Google, on the other hand, can. Type his name into the search engine and it will spit back news stories, court cases and congressional reports that cite his work.

They represent some of the most high-profile and most partisan debates in Washington; Mr. Garvey must provide his objective legal analysis based on the law. The work provides historical examples and guideposts from statutes and court decisions that help inform Congress on its next steps. For example, Mr. Garvey recently co-authored a memorandum about whether President Barack Obama could allow illegal immigrants who came to the United States as minors to stay here legally. The report suggested the president was on solid constitutional ground based on prosecutorial discretion, but the power was not “unfettered.”

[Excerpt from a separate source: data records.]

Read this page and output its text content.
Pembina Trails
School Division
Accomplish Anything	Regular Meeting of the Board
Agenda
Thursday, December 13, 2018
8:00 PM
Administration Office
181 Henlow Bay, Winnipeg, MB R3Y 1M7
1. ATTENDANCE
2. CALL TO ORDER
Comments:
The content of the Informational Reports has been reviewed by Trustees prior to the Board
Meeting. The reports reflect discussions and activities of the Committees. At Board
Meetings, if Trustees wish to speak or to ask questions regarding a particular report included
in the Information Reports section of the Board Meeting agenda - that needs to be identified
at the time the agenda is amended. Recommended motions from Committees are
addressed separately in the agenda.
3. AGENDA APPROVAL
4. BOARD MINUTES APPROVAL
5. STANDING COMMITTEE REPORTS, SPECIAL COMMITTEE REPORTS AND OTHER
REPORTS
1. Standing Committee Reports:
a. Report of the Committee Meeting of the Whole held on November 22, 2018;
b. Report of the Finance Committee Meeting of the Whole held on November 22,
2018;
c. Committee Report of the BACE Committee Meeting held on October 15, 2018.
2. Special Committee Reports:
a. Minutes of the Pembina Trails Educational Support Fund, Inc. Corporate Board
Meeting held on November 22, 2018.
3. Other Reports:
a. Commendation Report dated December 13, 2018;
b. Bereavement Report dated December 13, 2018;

He also co-authored a report about the “law, history, practice and procedure” of contempt proceedings, which came up during contempt proceedings against Attorney General Eric Holder. And he wrote about state secrets and balancing the president's national-security prerogative against civil litigation proceedings.

“For me it's things like, 'The president took X action last week. Did he have the authority to do that? Did that infringe on Congress's power?'” Mr. Garvey explained while standing outside the Library of Congress, a building he described as the most beautiful in all of D.C. He works in a former book depository adjacent to the library, which is next to the Capitol.

Mr. Garvey's father, Jeffrey Garvey, is the director of the medical library at Samaritan Medical Center, so he is involved in plenty of research, too. His mother, Elaine, is the marketing director at the North Country Children's Clinic.

He got his start in government work during a summer internship in 2004 in then-Assemblyman Darrel J. Aubertine's office. After graduating from Colgate University in Hamilton, he worked for a year in the New York state Assembly speaker's office doing political work.

He preferred policy; he got a job at the research service shortly after graduating from William and Mary Law School in Virginia in 2009. He met his wife, Elisha, a Minnesota native, while they were undegraduates at Colgate. They are looking to buy a house in D.C. now.

“I like it where I am,” Mr. Garvey said. “CRS is a place where people tend to stay for their careers.”